Whatever the cause of your neurogenic bladder, Rush's experienced clinicians can help relieve your incontinence and other urinary problems.
Neurogenic bladder occurs when an illness or injury damages the nerves of your urinary tract. When this happens, your nerves and muscles do not communicate correctly, and your bladder does not fill or empty properly.
Signs You Should Get Help for Neurogenic Bladder
When you have neurogenic bladder, you urinate too much or not enough, which can lead to worrisome problems, including the following:
- An inability to empty your bladder
- Having to strain to urinate
- Urine leaks, or loss of bladder control
- Urinary tract infections
The causes of neurogenic bladder vary. Some of the most common conditions that cause this condition include the following:
- Alzheimer's disease
- Brain tumors and spinal cord tumors
- Cerebral palsy
- Multiple sclerosis
- Parkinson's disease
- Spina bifida
- Spinal cord injury
If you are having urination problems, seek care from a urologist. If left untreated, neurogenic bladder may lead to kidney damage and urinary tract infections (or UTIs).
Neurogenic Bladder Treatment at Rush
Rush urologists are experts at diagnosing and managing neurogenic bladder. They collaborate with specialists in neurology, neurosurgery and colorectal surgery, as well. Working together, they can provide comprehensive, coordinated care for you.
Treatment for neurogenic bladder depends on the illness or injury causing the nerve damage and the type of urinary dysfunction. Some of the following treatments can help improve your symptoms:
- A bladder diary can help you monitor how much you're drinking, trips to the bathroom and any leakage. Your doctor will then go through your diary with you to determine certain times of day when you should use the bathroom.
- Kegel exercises can help strengthen your pelvic floor muscles to improve your bladder control.
- Medications can help relax bladder muscles and prevent muscle spasms that cause bladder control problems.
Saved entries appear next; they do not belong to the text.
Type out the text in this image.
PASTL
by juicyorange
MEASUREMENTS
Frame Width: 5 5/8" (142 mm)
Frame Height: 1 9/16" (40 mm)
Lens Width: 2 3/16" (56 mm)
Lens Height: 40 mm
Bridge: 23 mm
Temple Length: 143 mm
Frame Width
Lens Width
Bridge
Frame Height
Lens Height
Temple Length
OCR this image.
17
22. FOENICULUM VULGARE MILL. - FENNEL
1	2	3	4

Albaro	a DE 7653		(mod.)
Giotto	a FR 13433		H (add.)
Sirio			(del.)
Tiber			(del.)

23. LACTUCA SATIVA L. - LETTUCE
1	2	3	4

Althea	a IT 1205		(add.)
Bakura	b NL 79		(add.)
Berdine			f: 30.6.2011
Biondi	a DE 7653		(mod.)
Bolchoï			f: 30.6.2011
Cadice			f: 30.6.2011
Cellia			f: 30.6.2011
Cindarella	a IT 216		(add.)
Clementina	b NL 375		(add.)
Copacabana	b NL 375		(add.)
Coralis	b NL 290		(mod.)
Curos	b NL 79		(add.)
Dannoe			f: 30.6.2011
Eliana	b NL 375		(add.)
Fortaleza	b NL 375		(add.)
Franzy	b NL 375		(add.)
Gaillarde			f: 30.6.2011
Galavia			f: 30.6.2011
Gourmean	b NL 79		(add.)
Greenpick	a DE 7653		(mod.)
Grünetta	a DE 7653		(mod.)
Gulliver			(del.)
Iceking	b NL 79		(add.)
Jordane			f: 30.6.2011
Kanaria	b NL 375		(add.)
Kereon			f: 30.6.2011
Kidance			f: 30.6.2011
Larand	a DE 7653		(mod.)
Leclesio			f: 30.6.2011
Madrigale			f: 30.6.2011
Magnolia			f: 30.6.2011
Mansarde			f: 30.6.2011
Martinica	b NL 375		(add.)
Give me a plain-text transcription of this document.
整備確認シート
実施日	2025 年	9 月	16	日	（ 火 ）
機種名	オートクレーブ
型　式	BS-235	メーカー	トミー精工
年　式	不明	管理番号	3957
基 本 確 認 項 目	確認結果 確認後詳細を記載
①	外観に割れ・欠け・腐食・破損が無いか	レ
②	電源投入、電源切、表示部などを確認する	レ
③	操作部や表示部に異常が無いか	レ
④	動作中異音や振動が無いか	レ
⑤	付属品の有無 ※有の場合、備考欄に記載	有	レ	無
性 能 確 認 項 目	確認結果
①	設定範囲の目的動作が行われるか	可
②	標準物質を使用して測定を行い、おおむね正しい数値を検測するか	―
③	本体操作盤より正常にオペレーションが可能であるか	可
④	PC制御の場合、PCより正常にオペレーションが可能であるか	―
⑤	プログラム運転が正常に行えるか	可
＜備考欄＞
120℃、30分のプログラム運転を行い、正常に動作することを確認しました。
- Catheters can relieve urinary retention. You can regularly place a new catheter at different times of the day to empty your bladder, or you can use an indwelling catheter, which can be used for longer periods of time.
- Electric stimulation uses mild electrical pulses to stimulate the nerves controlling the bladder and sphincter muscles to help restore communication between nerve cells.
- Surgical intervention, such as bladder reconstruction, is typically reserved for severe neurogenic bladder problems that have not responded to more conservative treatments.
Rush Excellence in Neurogenic Bladder Care
- Top-ranked programs: The urology, neurology and neurosurgery programs at Rush are consistently ranked among the best in the nation by U.S. News & World Report.
- Collaborative specialty care: Many patients with neurogenic bladder require the expertise of both a urologist and neurologist who specialize in treating this disorder. At Rush, these specialists work together as a team to provide you with comprehensive, coordinated care.
- Compassionate care: Urologists and neurologists at Rush understand the deeply personal nature of bladder control issues. They offer comprehensive and compassionate care in a safe, judgment-free setting.
- Emotional support: Psychiatrists and psychologists at Rush work with you to cope with the emotional aspects of neurogenic bladder and the illness or injury causing it.